5. The appellant contended that when his cane was ready for harvesting, he informed the respondent verbally. I have perused the Cane Farming and Supply Contract between the parties herein and noted that there was no prescribed format for the appellant to inform the respondent. The evidence of the appellant that he informed the respondent about the cane being ready for harvest went unchallenged. The appellant therefore satisfied the provisions of clause 7. 2 of the agreement. The clause provides:
The grower shall offer for delivery on maturity in accordance with clause (1) above and deliver to the miller all such cane as is derived from his contracted field and no other using the Miller’s transport or the Grower’s appointed transporter approved in advance by the Miller.
6. After the appellant had informed the respondent about the cane that was ready for harvesting, and sensed a delay, he was under the contract, expected to mitigate the loss by invoking the provisions of clause 3. This clause provides:
Should either party commit a breach of this Agreement and fail to remedy such breach within thirty (30) days after receipt of a notice in writing to the effect that the other party serving such notice, the party not in breach may, by further notice in writing shall be at liberty to terminate this Agreement from the date of completion of delivery of cane from the next ensuing harvest.
7. In South Nyanza Sugar Company Limited v Joseph O. OnyangoMGR HCCA No. 10 of 2016 [2017]eKLRMrima J said:
[21] I will now look at whether the Respondent was in a position to mitigate loss in this type of a contract.
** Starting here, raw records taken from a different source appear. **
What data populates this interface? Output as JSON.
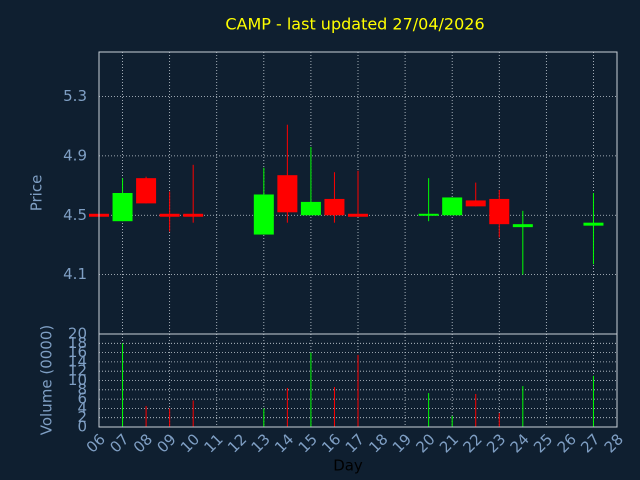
{
  "chart_data": {
    "type": "candlestick",
    "title": "CAMP - last updated 27/04/2026",
    "ylabel": "Price",
    "volume_label": "Volume (0000)",
    "xlabel": "Day",
    "x": [
      6,
      7,
      8,
      9,
      10,
      13,
      14,
      15,
      16,
      17,
      20,
      21,
      22,
      23,
      24,
      27
    ],
    "open": [
      4.51,
      4.46,
      4.75,
      4.51,
      4.51,
      4.37,
      4.77,
      4.5,
      4.61,
      4.51,
      4.5,
      4.5,
      4.6,
      4.61,
      4.42,
      4.43
    ],
    "high": [
      4.51,
      4.75,
      4.76,
      4.66,
      4.84,
      4.82,
      5.11,
      4.96,
      4.79,
      4.8,
      4.75,
      4.62,
      4.72,
      4.67,
      4.53,
      4.65
    ],
    "low": [
      4.49,
      4.46,
      4.58,
      4.39,
      4.45,
      4.37,
      4.45,
      4.5,
      4.45,
      4.49,
      4.46,
      4.5,
      4.56,
      4.35,
      4.1,
      4.17
    ],
    "close": [
      4.49,
      4.65,
      4.58,
      4.49,
      4.49,
      4.64,
      4.52,
      4.59,
      4.5,
      4.49,
      4.51,
      4.62,
      4.56,
      4.44,
      4.44,
      4.45
    ],
    "volume": [
      0,
      18,
      4.5,
      4,
      5.7,
      4,
      8.4,
      16,
      8.6,
      15.5,
      7.3,
      2.4,
      7.1,
      3,
      8.8,
      11
    ],
    "up_color": "#00ff00",
    "down_color": "#ff0000",
    "xlim": [
      6,
      28
    ],
    "xticks": [
      {
        "value": 6,
        "label": "06"
      },
      {
        "value": 7,
        "label": "07"
      },
      {
        "value": 8,
        "label": "08"
      },
      {
        "value": 9,
        "label": "09"
      },
      {
        "value": 10,
        "label": "10"
      },
      {
        "value": 11,
        "label": "11"
      },
      {
        "value": 12,
        "label": "12"
      },
      {
        "value": 13,
        "label": "13"
      },
      {
        "value": 14,
        "label": "14"
      },
      {
        "value": 15,
        "label": "15"
      },
      {
        "value": 16,
        "label": "16"
      },
      {
        "value": 17,
        "label": "17"
      },
      {
        "value": 18,
        "label": "18"
      },
      {
        "value": 19,
        "label": "19"
      },
      {
        "value": 20,
        "label": "20"
      },
      {
        "value": 21,
        "label": "21"
      },
      {
        "value": 22,
        "label": "22"
      },
      {
        "value": 23,
        "label": "23"
      },
      {
        "value": 24,
        "label": "24"
      },
      {
        "value": 25,
        "label": "25"
      },
      {
        "value": 26,
        "label": "26"
      },
      {
        "value": 27,
        "label": "27"
      },
      {
        "value": 28,
        "label": "28"
      }
    ],
    "ylim": [
      3.7,
      5.6
    ],
    "yticks": [
      4.1,
      4.5,
      4.9,
      5.3
    ],
    "volume_ylim": [
      0,
      20
    ],
    "volume_yticks": [
      0,
      2,
      4,
      6,
      8,
      10,
      12,
      14,
      16,
      18,
      20
    ],
    "grid": true
  }
}
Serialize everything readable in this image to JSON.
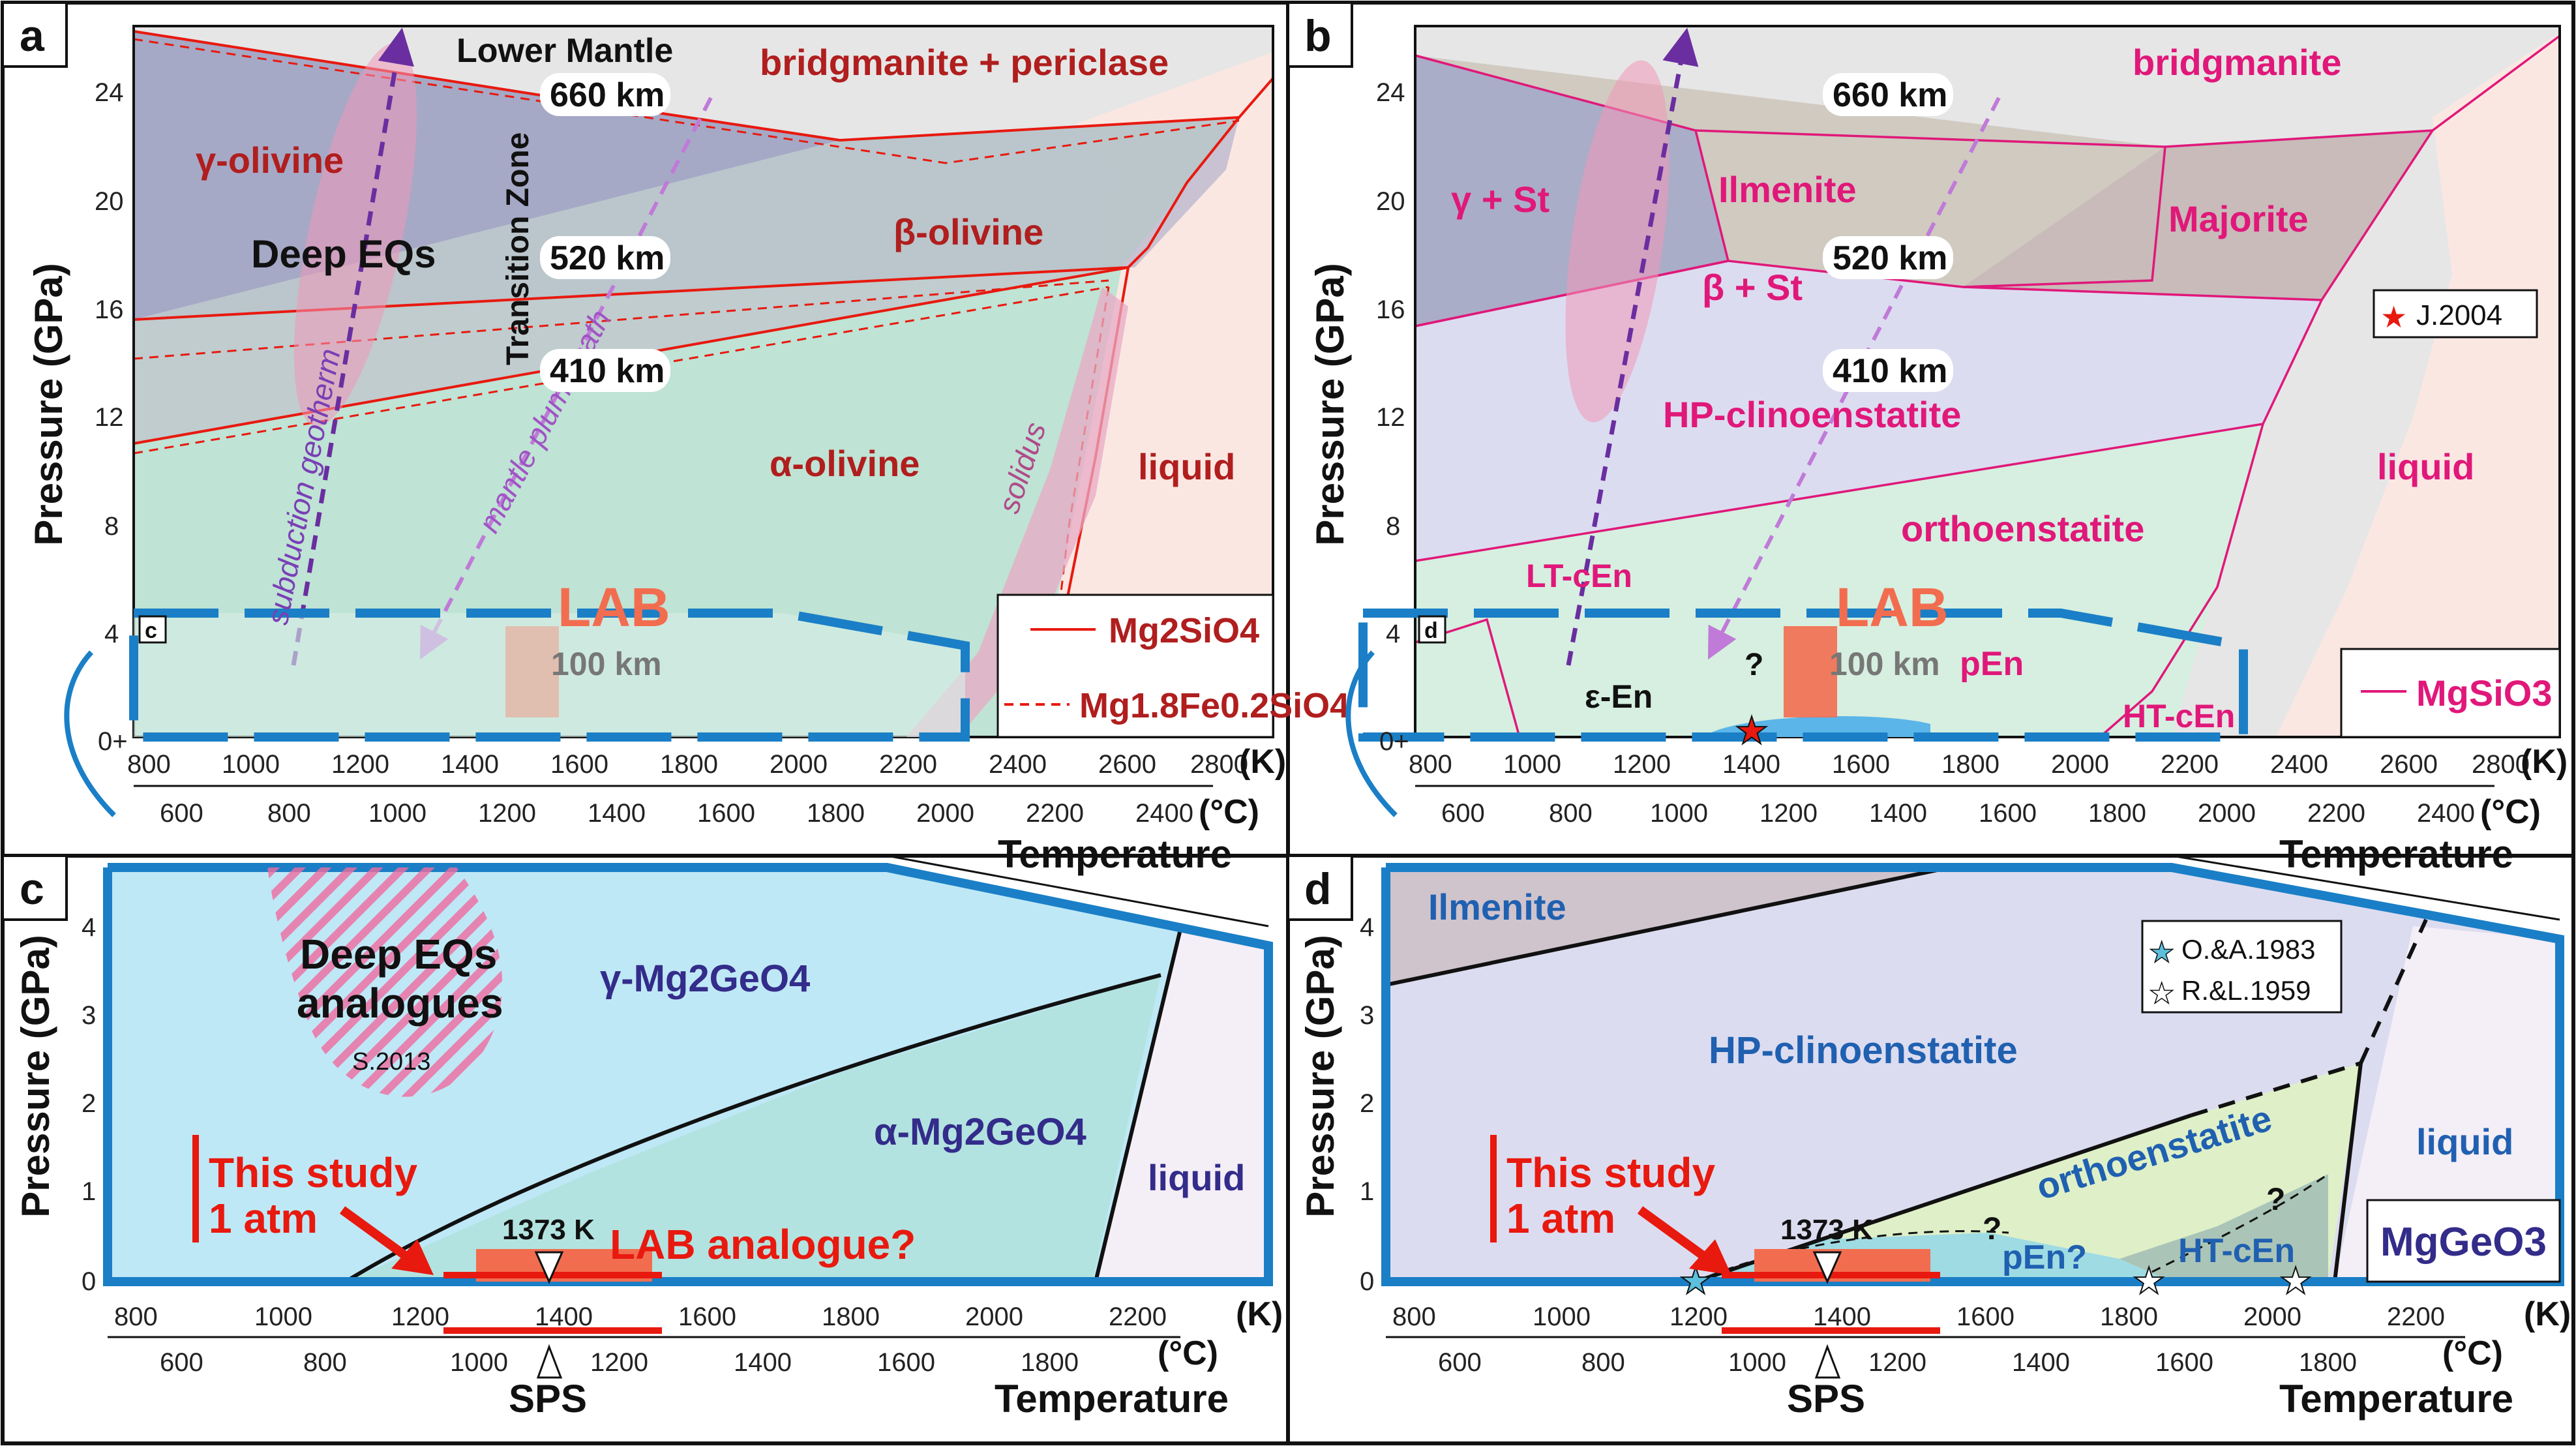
{
  "panels": {
    "a": {
      "letter": "a",
      "phases": {
        "lower_mantle": "Lower Mantle",
        "bridgmanite_periclase": "bridgmanite + periclase",
        "gamma_olivine": "γ-olivine",
        "beta_olivine": "β-olivine",
        "alpha_olivine": "α-olivine",
        "liquid": "liquid",
        "deep_eqs": "Deep EQs",
        "transition_zone": "Transition Zone",
        "subduction_geotherm": "subduction geotherm",
        "mantle_plume_path": "mantle plume path",
        "solidus": "solidus",
        "lab": "LAB",
        "km100": "100 km",
        "inset_letter": "c"
      },
      "depths": [
        "660 km",
        "520 km",
        "410 km"
      ],
      "legend": {
        "solid": "Mg2SiO4",
        "dashed": "Mg1.8Fe0.2SiO4"
      },
      "y_ticks": [
        "24",
        "20",
        "16",
        "12",
        "8",
        "4",
        "0+"
      ],
      "x_ticks_K": [
        "800",
        "1000",
        "1200",
        "1400",
        "1600",
        "1800",
        "2000",
        "2200",
        "2400",
        "2600",
        "2800"
      ],
      "x_ticks_C": [
        "600",
        "800",
        "1000",
        "1200",
        "1400",
        "1600",
        "1800",
        "2000",
        "2200",
        "2400"
      ]
    },
    "b": {
      "letter": "b",
      "phases": {
        "bridgmanite": "bridgmanite",
        "gamma_st": "γ + St",
        "ilmenite": "Ilmenite",
        "majorite": "Majorite",
        "beta_st": "β + St",
        "hp_clinoenstatite": "HP-clinoenstatite",
        "liquid": "liquid",
        "orthoenstatite": "orthoenstatite",
        "lt_cen": "LT-cEn",
        "lab": "LAB",
        "km100": "100 km",
        "pen": "pEn",
        "epsilon_en": "ε-En",
        "ht_cen": "HT-cEn",
        "question": "?",
        "inset_letter": "d"
      },
      "depths": [
        "660 km",
        "520 km",
        "410 km"
      ],
      "legend": {
        "solid": "MgSiO3",
        "star": "J.2004"
      },
      "y_ticks": [
        "24",
        "20",
        "16",
        "12",
        "8",
        "4",
        "0+"
      ],
      "x_ticks_K": [
        "800",
        "1000",
        "1200",
        "1400",
        "1600",
        "1800",
        "2000",
        "2200",
        "2400",
        "2600",
        "2800"
      ],
      "x_ticks_C": [
        "600",
        "800",
        "1000",
        "1200",
        "1400",
        "1600",
        "1800",
        "2000",
        "2200",
        "2400"
      ]
    },
    "c": {
      "letter": "c",
      "phases": {
        "deep_eqs_analogues_1": "Deep EQs",
        "deep_eqs_analogues_2": "analogues",
        "s2013": "S.2013",
        "gamma_mg2geo4": "γ-Mg2GeO4",
        "alpha_mg2geo4": "α-Mg2GeO4",
        "liquid": "liquid",
        "this_study_1": "This study",
        "this_study_2": "1 atm",
        "temp_1373": "1373 K",
        "lab_analogue": "LAB analogue?",
        "sps": "SPS"
      },
      "y_ticks": [
        "4",
        "3",
        "2",
        "1",
        "0"
      ],
      "x_ticks_K": [
        "800",
        "1000",
        "1200",
        "1400",
        "1600",
        "1800",
        "2000",
        "2200"
      ],
      "x_ticks_C": [
        "600",
        "800",
        "1000",
        "1200",
        "1400",
        "1600",
        "1800"
      ]
    },
    "d": {
      "letter": "d",
      "phases": {
        "ilmenite": "Ilmenite",
        "hp_clinoenstatite": "HP-clinoenstatite",
        "orthoenstatite": "orthoenstatite",
        "liquid": "liquid",
        "pen": "pEn?",
        "ht_cen": "HT-cEn",
        "question": "?",
        "this_study_1": "This study",
        "this_study_2": "1 atm",
        "temp_1373": "1373 K",
        "sps": "SPS",
        "compound": "MgGeO3"
      },
      "legend": {
        "blue_star": "O.&A.1983",
        "white_star": "R.&L.1959"
      },
      "y_ticks": [
        "4",
        "3",
        "2",
        "1",
        "0"
      ],
      "x_ticks_K": [
        "800",
        "1000",
        "1200",
        "1400",
        "1600",
        "1800",
        "2000",
        "2200"
      ],
      "x_ticks_C": [
        "600",
        "800",
        "1000",
        "1200",
        "1400",
        "1600",
        "1800"
      ]
    }
  },
  "axes": {
    "pressure": "Pressure (GPa)",
    "temperature": "Temperature",
    "unit_K": "(K)",
    "unit_C": "(°C)"
  },
  "colors": {
    "gray_region": "#e6e6e6",
    "gamma_region": "#9fa4c4",
    "beta_region": "#b9c7c9",
    "alpha_region": "#bfe3d4",
    "liquid_region": "#fbe7e2",
    "lab_blue": "#1a7fc6",
    "c_gamma": "#bfe8f6",
    "c_alpha": "#b3e3e0",
    "d_hp": "#dcdcf0",
    "d_ortho": "#dff0c8",
    "accent_red": "#e8190f"
  }
}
As stated elsewhere above the contract was for a period of a period of five years or until one plant and two ratoon crops of sugar cane are harvested on the farm whichever period shall be less. Therefore the success of the main plant crop determines the success of the first ratoon and likewise the success of the first ratoon determines the success of the second ratoon. In other words if the main plant crop is compromised then the ratoons will definitely be equally compromised. Hence unless the miller is in a position to foresee its failure to harvest the cane in advance and put the farmer on appropriate notice and in accordance with the Agreement, there is very little a farmer can do to salvage the situation once the miller fails to harvest the cane under the Agreement.
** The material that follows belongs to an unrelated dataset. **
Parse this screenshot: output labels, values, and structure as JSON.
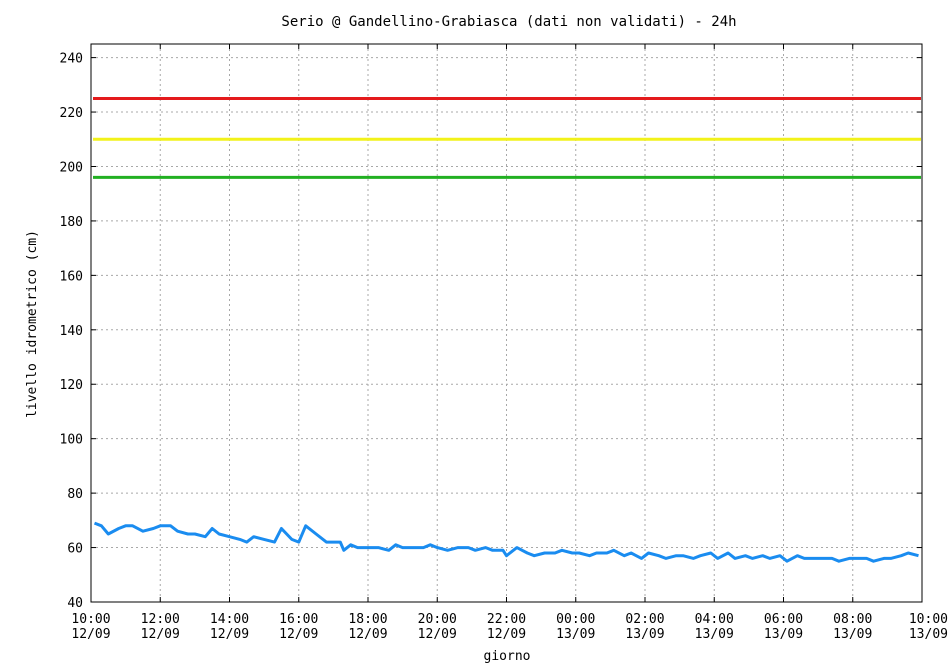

8. I agree with the learned judge that once the main plant is compromised, then this determines the first and the second ratoons.
9. The purpose for compensation by way of damages for breach of contract was explained by the High Court in the case ofConsolata Anyango Ouma vs. South Nyanza Sugar Co. Ltd (2015)eKLRas follows:
The next question is whether the appellant was entitled to damages as a result of the breach. As a general principle, the purpose of damages for breach of contract is, subject to mitigation of loss, the claimant is to be put as far as possible in the same position he would have been if the breach complained of had not occurred.
10. In the instant case, I find that the appellant was entitled to damages. The learned trial magistrate had assessed the damages for the expected 190 tonnes x3800=144,400. 00. I therefore set aside the judgment by the trial magistrate and substitute it with an award of Kshs. 144,400. 00 in favour of the appellant less the transportation costs to be agreed on by the parties with costs in this court and in the lower court.